ISSN Online: 2177-1235 | ISSN Print: 1983-5175
Carcinoma triquilemal, um tumor incomum: atualização sobre manejo e prognóstico
Trichilemmal carcinoma, an uncommon tumor: update on its management and prognosis
RESUMO
INTRODUÇÃO: O carcinoma triquilemal (CT) é uma neoplasia rara dos anexos cutâneos. Foi descrito pela primeira vez em 1968, como tricoleptocarcinoma, e tem incidência de 0,05% em pacientes submetidos a exame histopatológico após excisão de lesões cutâneas. Parece ser um tumor de baixa agressividade, porém, relatos na literatura colocam em dúvida tal comportamento indolente.
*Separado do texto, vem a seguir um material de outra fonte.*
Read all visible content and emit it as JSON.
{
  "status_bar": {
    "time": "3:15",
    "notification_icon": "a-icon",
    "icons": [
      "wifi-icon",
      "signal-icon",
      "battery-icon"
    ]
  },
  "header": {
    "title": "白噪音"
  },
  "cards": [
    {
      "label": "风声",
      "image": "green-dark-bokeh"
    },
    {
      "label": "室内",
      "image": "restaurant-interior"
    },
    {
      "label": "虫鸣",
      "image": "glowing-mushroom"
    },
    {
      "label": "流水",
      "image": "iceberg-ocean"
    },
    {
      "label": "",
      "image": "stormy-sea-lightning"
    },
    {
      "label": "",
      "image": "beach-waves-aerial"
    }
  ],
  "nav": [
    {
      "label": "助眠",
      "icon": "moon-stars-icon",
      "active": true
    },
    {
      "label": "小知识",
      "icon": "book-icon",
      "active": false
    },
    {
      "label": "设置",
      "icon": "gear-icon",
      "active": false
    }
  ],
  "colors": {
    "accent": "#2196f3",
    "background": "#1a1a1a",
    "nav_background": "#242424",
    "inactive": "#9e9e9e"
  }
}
OBJETIVOS: Oferecer uma atualização sobre manejo e prognóstico do CT.
MÉTODOS: Pesquisa no PubMed e SciELO com os termos MeSH "trichilemmal carcinoma", "tricholemmal carcinoma", "adnexal skin tumor", "carcinoma triquilemal".
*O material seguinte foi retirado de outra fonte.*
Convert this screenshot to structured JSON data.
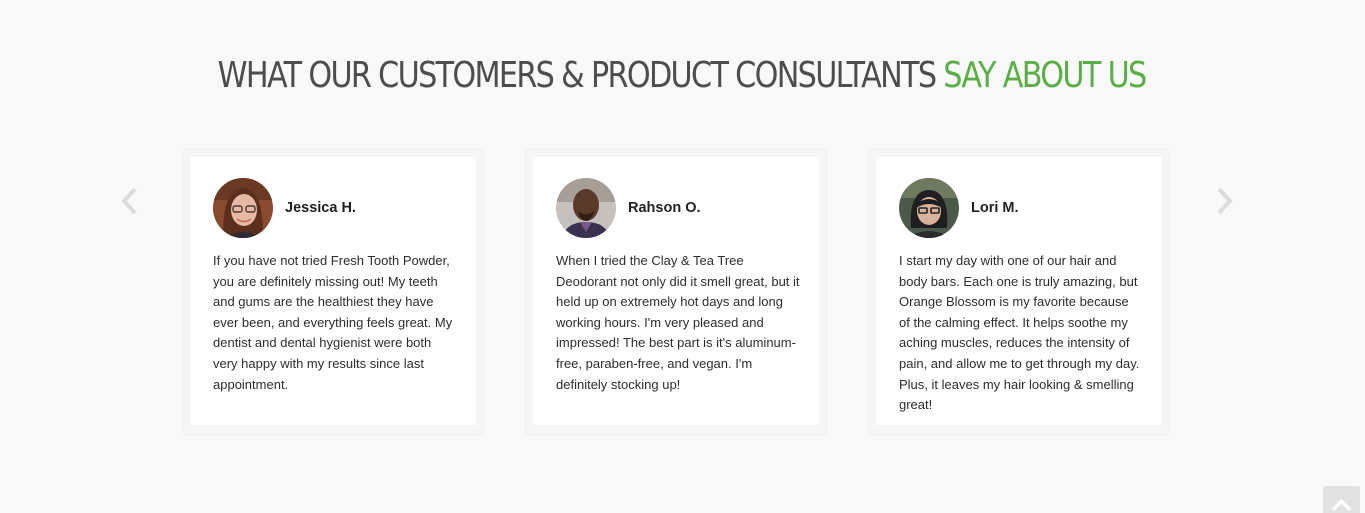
{
  "section": {
    "heading_main": "WHAT OUR CUSTOMERS & PRODUCT CONSULTANTS ",
    "heading_accent": "SAY ABOUT US",
    "accent_color": "#5aae47",
    "heading_color": "#4d4d4d"
  },
  "carousel": {
    "prev_icon": "chevron-left-icon",
    "next_icon": "chevron-right-icon"
  },
  "testimonials": [
    {
      "name": "Jessica H.",
      "quote": "If you have not tried Fresh Tooth Powder, you are definitely missing out! My teeth and gums are the healthiest they have ever been, and everything feels great. My dentist and dental hygienist were both very happy with my results since last appointment."
    },
    {
      "name": "Rahson O.",
      "quote": "When I tried the Clay & Tea Tree Deodorant not only did it smell great, but it held up on extremely hot days and long working hours. I'm very pleased and impressed! The best part is it's aluminum-free, paraben-free, and vegan. I'm definitely stocking up!"
    },
    {
      "name": "Lori M.",
      "quote": "I start my day with one of our hair and body bars. Each one is truly amazing, but Orange Blossom is my favorite because of the calming effect. It helps soothe my aching muscles, reduces the intensity of pain, and allow me to get through my day. Plus, it leaves my hair looking & smelling great!"
    }
  ],
  "scroll_top": {
    "icon": "chevron-up-icon"
  }
}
RESULTADOS: Devido a sua raridade, a maior parte da literatura se baseia em relatos de caso, os quais na sua maioria corroboram a natureza indolente da doença. Excisão cirúrgica é o tratamento preconizado, com baixo risco de recidiva e baixa morbimortalidade.
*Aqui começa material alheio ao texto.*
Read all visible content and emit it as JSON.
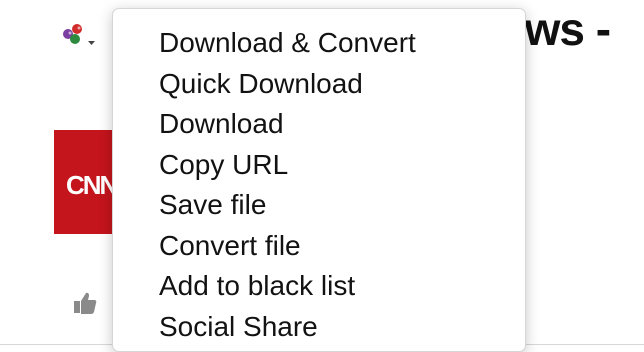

CONCLUSÃO: O comportamento da lesão e as condutas no tratamento do CT baseiam-se em casos isolados ou de pequenas séries de casos. Devido a sua baixa prevalência, uma colaboração multicêntrica agrupando um maior número de casos pode ajudar a definir melhor recomendações de tratamento, fisiopatologia e prognóstico. Excisão cirúrgica continua a ser o padrão-ouro de tratamento, com baixo risco de recidiva.
Palavras-chave:
Couro cabeludo; Oncologia; Neoplasias cutâneas; Carcinoma de apêndice cutâneo; Neoplasias de anexos e de apêndices cutâneos; Prognóstico.
ABSTRACT
INTRODUCTION: Trichilemmal carcinoma (TC) is a rare neoplasm of skin appendages. It was first described in 1968 as tricoleptocarcinoma, and has an incidence of 0.05% in patients subjected to histopathological examination after excision of cutaneous lesions. TC has an indolent clinical course ; however, reports in the literature put in doubt this indolent behavior.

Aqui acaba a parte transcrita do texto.